Projeto leva apresentações de música a escolas de Joinville

Iniciativa contemplada pela Lei Aldir Blanc reúne músicos com deficiência visual para resgatar músicas de roda e promover inclusão

A música como refúgio, superação e ferramenta de inclusão. Foi com esse espírito que três músicos com deficiência visual subiram ao palco das salas de aula de escolas municipais de Joinville em outubro. O projeto Novo Olhar, contemplado pela Lei Aldir Blanc, pretende realizar quatro apresentações gratuitas voltadas a alunos do 1º ao 6º ano, combinando canções infantis, danças de roda e histórias de vida que emocionaram e inspiraram.

Com cerca de 45 minutos de duração, as apresentações resgataram músicas tradicionais que atravessaram gerações e aproximaram os estudantes da vivência de pessoas com deficiência visual. Para o coordenador do projeto, Nery Júnior, a proposta uniu cultura, memória e inclusão.

“Queríamos levar às escolas a perspectiva de que a pessoa com deficiência visual é como qualquer outra: conversa, dá risada, tem sentimentos. A inclusão não acontece fazendo por nós, mas fazendo conosco”, destacou.

Histórias que transformam

Entre os músicos estava Jean Pierre, 34 anos, que nasceu com deficiência visual causada por rubéola congênita. Desde a infância, ele encontrou na música um caminho para se inserir socialmente.

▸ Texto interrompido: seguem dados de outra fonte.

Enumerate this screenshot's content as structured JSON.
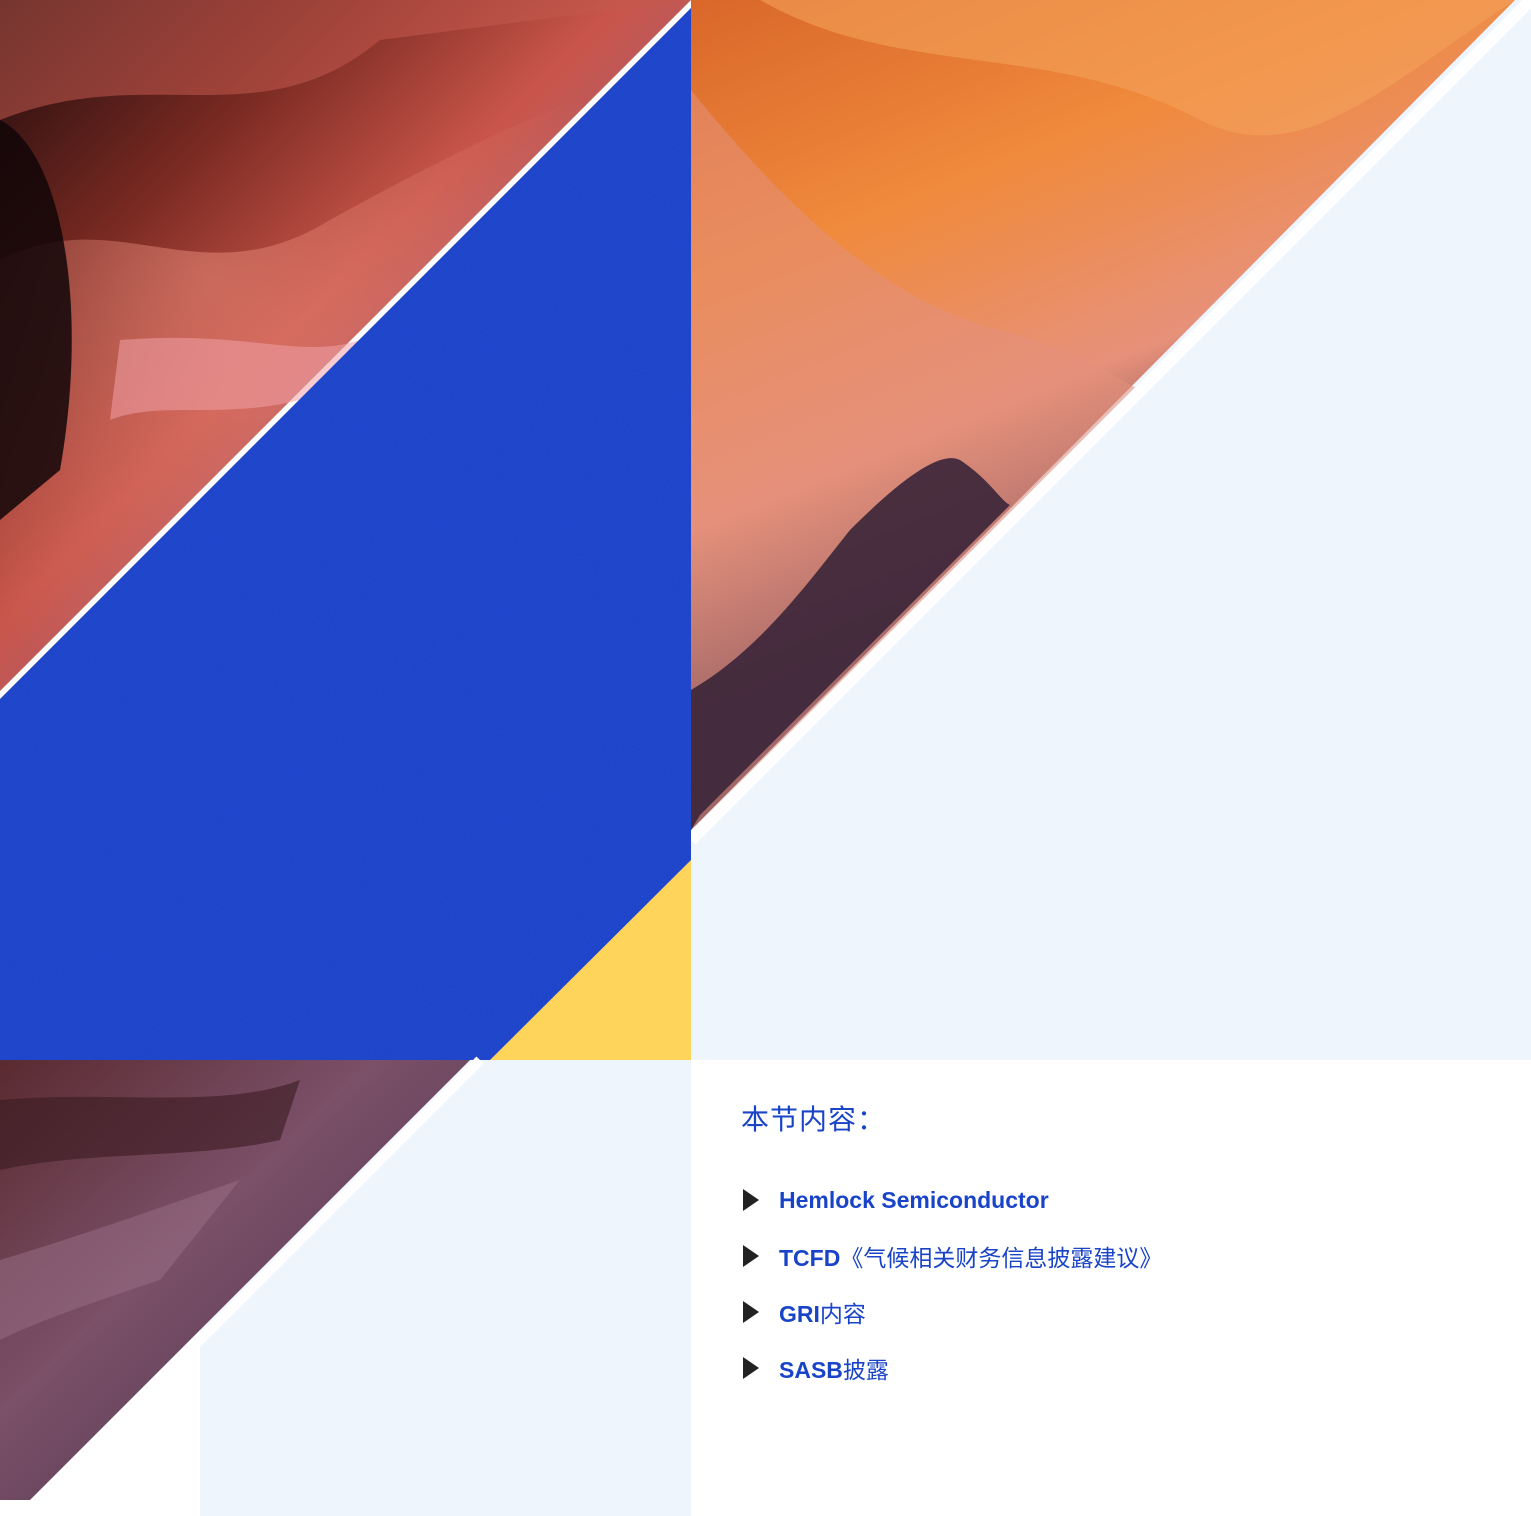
{
  "section": {
    "title": "本节内容：",
    "items": [
      {
        "bold": "Hemlock Semiconductor",
        "rest": ""
      },
      {
        "bold": "TCFD",
        "rest": "《气候相关财务信息披露建议》"
      },
      {
        "bold": "GRI",
        "rest": "内容"
      },
      {
        "bold": "SASB",
        "rest": "披露"
      }
    ]
  },
  "colors": {
    "accent_blue": "#1a3fcc",
    "accent_yellow": "#ffd45a",
    "pale_blue": "#eef5fd",
    "text_blue": "#1a44c8"
  },
  "artwork": {
    "description_icon": "canyon-photo-collage"
  }
}
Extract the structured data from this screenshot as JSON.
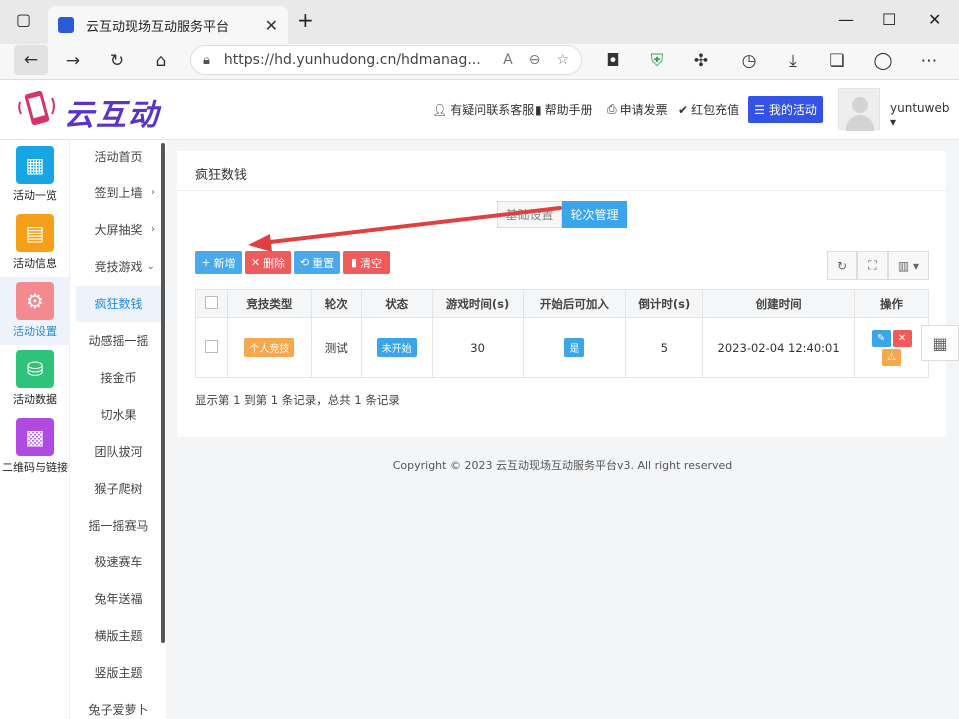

“A música é um incentivo muito grande, onde eu me sinto inserido na sociedade. Também é um refúgio maravilhoso para nós”, contou.

Jean já participou de bandas de igreja, dupla sertaneja e apresentações em escolas. O retorno ao ambiente escolar, agora como artista convidado, foi uma oportunidade de inspirar crianças e mostrar que as diferenças podem ser pontes de aprendizado e convivência.

A trajetória de Bruno, 22 anos, também revelou a força da música. Aos 15 anos, ele perdeu a visão em decorrência de um tumor cerebral. O violão e a bateria, que já faziam parte da sua rotina desde os 8 anos, tornaram-se fundamentais no processo de adaptação.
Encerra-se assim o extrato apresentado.